The importance of moisture measurement is well-known; it’s a step in the manufacturing process that helps ensure product quality and performance, and can help reduce costs of shipping and handling. We’ve recently talked a lot about the different methods of measuring, most recently when used for wood products. In this post we’ll continue using wood products as our example to talk about the two most common secondary types of wood moisture meters: pin-style and pinless, and the best practices that help optimize the usefulness of these meters.
Pin-style meters feature thin metal probes – almost like needles – that are inserted into the wood to measure moisture content. These probes measure resistance as determined by an electrical signal that passed between the two probes.
Pinless meters do not penetrate the product and instead use radio or electro-magnetic sensors to determine moisture levels.
Both these methods are simple and effective, yet operators often make mistakes that result in inaccurate results (and can even disable the meter). Here are some simple guidelines to follow to ensure you’re getting the most from your pin-style or pinless moisture meter:
Know the depth of your meter’s reading. The depth of the reading depends on the particular meter’s make and model, so before using it make sure the depth being read does not extend beyond the product you’re measuring. If you’re measuring flooring that’s ¾ of an inch thick, and your meter reads to a depth of 1 ½ inches, your results include whatever it is beneath the flooring.

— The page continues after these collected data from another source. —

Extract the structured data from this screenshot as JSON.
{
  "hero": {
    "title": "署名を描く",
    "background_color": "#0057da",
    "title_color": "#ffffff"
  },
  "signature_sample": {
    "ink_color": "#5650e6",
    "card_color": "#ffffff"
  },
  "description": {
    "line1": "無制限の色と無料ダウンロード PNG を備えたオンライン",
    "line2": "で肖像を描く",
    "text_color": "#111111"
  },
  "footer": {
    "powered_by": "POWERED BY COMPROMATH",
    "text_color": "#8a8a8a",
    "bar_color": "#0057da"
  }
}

Apply the recommended amount of pressure. Again, every device is different, so read the manual that comes with your meter to know how much pressure you should exert on the meter when using a pinless meter. If you’re not pressing hard enough to get the right contact between meter and product, your results will be inaccurate. Likewise, too much pressure could damage the meter.
While durable, the pins on these types of meters are not indestructible and, if too much pressure is applied, can bend or break. Granted, the pins on these meters must be inserted into the wood, which can be tricky especially with hardwoods. Depending on the type of product you’re testing, it can be difficult to insert the pins unless you’re using a type that allow more force to be applied, like hammer probes. The caution here is simple to take your time and not put undo force on the pins.

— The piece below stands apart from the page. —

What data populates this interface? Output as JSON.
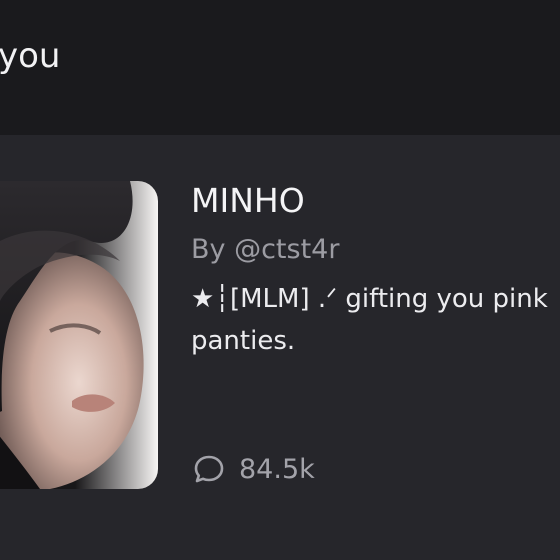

To get the probes to the right depth in the product takes a fair amount of pressure and many operators, trying to avoid the kind of damage described above, opt to drive the pins in only as far as is “comfortable.” But for measurements to be accurate, you must get the pins into the product to the depth recommended by the manufacturer.
Rather than avoiding measuring altogether or failing to get the pins in to the correct depth, you might consider using a meter that allows you to quickly measure a large amount of wood, like the Kett dielectric meters described in a previous blog post.
Do regular, recommended maintenance. Treating your meter with care will prolong its life and help ensure ongoing accuracy. That means keeping it away from heat (and sunlight) and keeping it away from moisture when not in use. With pin-style meters it’s important to ensure the pin coatings are always intact. Pinless meters have sensors that can become scratched or damaged, so protecting those is important when the meter is not in use.
Calibrate according to manufacturer’s direction. If your calibration is off, your reading will provide little or no value to you. Be sure to follow instructions related to both specifics of the calibration process and recommended frequency to ensure the highest level of accuracy.
Moisture reading is critical, making the proper use and taking care of your meter important, too. To get the most out of your moisture meter, follow the simple guidelines above and that meter will become an invaluable asset in your goal of producing a quality product.
Keep in mind the best practices you follow depend on the type of meter you’re using. While we’re talking about pin-style and pinless meters today, we’ll continue to publish best practices to keep your specific type of equipment in the best possible shape ensuring your readings are always accurate.